The return in 2012 was accompanied by huge criticism, and currently two women protesters have to stand trial on terrorism charges after allegedly trying to enter the F1 circuit during protests last year.

Amnesty said last week the suspects have told the Bahrain High Criminal Court court they were tortured, and the trial has been adjourned until April 16.

“The human rights situation is very precarious,” Regina Spoettl, Amnesty's German section co-ordinator for Saudi Arabia and the Gulf States, told dpa on Tuesday.

Further protests are reportedly planned around the upcoming race in an uprising which started in 2011 in a quest for more political freedom, equality for the Shia population, and general reforms from the governing Sunni Al-Khalifa.

Clashes between security forces and protesters still occur, and Amnesty has said that 50 people were convicted in connection with protests around the 2013 F1 race in a trial which according to them “fell far short of international standards for fair trial.”

“More than three years since the uprising in Bahrain and the subsequent fanfare of reform, prisoners of conscience remain behind bars and the rights to freedom of expression, association and assembly are still being suppressed,” Amnesty said on its website.

Spoettl warned that the local government was using the F1 race to demonstrate normality in the country.

“Every major sports event has a strong political aspect and is used by governments to highlight the respective country and its own policy,” Spoettl said.

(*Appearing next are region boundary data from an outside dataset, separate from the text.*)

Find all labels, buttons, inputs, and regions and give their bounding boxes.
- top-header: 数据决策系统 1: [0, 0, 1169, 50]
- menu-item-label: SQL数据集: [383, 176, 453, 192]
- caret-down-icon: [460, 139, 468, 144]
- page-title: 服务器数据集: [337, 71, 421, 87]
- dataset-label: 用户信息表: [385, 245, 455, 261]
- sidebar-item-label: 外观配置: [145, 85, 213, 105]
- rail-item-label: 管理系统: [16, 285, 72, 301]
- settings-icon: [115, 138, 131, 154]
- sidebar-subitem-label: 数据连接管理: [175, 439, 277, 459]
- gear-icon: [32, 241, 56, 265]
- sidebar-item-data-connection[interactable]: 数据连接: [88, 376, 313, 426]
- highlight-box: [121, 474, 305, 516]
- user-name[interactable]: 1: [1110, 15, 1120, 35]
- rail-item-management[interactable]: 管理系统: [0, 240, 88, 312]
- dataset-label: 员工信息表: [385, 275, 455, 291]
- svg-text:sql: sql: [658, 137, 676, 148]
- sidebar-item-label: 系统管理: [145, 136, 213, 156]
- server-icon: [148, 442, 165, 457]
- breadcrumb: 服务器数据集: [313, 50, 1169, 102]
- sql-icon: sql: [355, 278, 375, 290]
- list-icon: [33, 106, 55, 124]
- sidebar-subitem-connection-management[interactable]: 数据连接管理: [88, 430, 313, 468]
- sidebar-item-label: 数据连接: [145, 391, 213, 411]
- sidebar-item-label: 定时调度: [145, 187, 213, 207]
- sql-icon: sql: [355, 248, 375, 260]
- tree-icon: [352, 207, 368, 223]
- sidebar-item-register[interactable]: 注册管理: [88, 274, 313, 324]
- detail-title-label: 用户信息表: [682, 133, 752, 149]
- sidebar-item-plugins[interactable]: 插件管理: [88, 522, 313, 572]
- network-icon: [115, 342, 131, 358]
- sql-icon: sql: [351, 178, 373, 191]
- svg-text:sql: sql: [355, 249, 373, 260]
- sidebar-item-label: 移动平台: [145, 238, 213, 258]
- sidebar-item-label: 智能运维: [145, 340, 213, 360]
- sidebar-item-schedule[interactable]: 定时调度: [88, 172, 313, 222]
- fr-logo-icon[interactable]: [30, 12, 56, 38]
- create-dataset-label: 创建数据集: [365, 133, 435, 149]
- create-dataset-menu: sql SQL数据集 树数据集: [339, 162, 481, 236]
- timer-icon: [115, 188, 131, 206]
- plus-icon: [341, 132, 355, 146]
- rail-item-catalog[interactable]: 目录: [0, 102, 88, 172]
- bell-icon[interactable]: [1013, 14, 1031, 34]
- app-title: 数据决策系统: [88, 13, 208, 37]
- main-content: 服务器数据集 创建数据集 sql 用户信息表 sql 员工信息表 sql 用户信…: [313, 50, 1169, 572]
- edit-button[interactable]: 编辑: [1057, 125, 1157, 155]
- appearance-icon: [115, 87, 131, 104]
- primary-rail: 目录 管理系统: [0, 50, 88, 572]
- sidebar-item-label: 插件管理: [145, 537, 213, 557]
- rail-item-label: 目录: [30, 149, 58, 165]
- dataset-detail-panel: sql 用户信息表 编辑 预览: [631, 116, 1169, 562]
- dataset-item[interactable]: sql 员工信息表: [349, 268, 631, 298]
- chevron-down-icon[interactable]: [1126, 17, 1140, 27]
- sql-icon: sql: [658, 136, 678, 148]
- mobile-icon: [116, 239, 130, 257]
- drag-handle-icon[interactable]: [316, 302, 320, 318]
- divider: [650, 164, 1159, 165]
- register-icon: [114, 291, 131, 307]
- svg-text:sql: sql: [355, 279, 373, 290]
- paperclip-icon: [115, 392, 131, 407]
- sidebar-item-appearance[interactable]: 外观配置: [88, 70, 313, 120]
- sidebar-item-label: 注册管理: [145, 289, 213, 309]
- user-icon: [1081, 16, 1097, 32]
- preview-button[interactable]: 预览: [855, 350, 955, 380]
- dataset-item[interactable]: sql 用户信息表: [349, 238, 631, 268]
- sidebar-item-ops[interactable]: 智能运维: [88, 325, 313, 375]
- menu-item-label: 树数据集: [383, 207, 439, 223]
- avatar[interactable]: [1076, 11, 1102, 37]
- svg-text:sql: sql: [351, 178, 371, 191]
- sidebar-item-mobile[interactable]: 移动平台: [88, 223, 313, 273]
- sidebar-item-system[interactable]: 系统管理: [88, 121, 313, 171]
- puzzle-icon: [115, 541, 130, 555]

She added that Amnesty wants to use the F1 race to draw attention to the ongoing wrongs and had wished that “the Formula One circus had argued in the same direction and made a statement concerning the bad human rights situation.”

But critical voices are not expected in the paddock from drivers and teams who are in a difficult situation owing to sponsorship contracts.

However, they are aware of the situation despite spending most of the time in the heavily guarded F1 bubble, with world champion Sebastian Vettel naming it “not nice, of course” last year.

The ruling body FIA, for its part, refuses to be drawn into the political debate.

“The reality is that no international sporting federation has the authority to become involved in any political conflict of any kind,” FIA president Jean Todt told British paper The Guardian recently.

“The decision to hold a competition in any given country is based above all upon the desire to foster and promote the development of motorsport around the world.”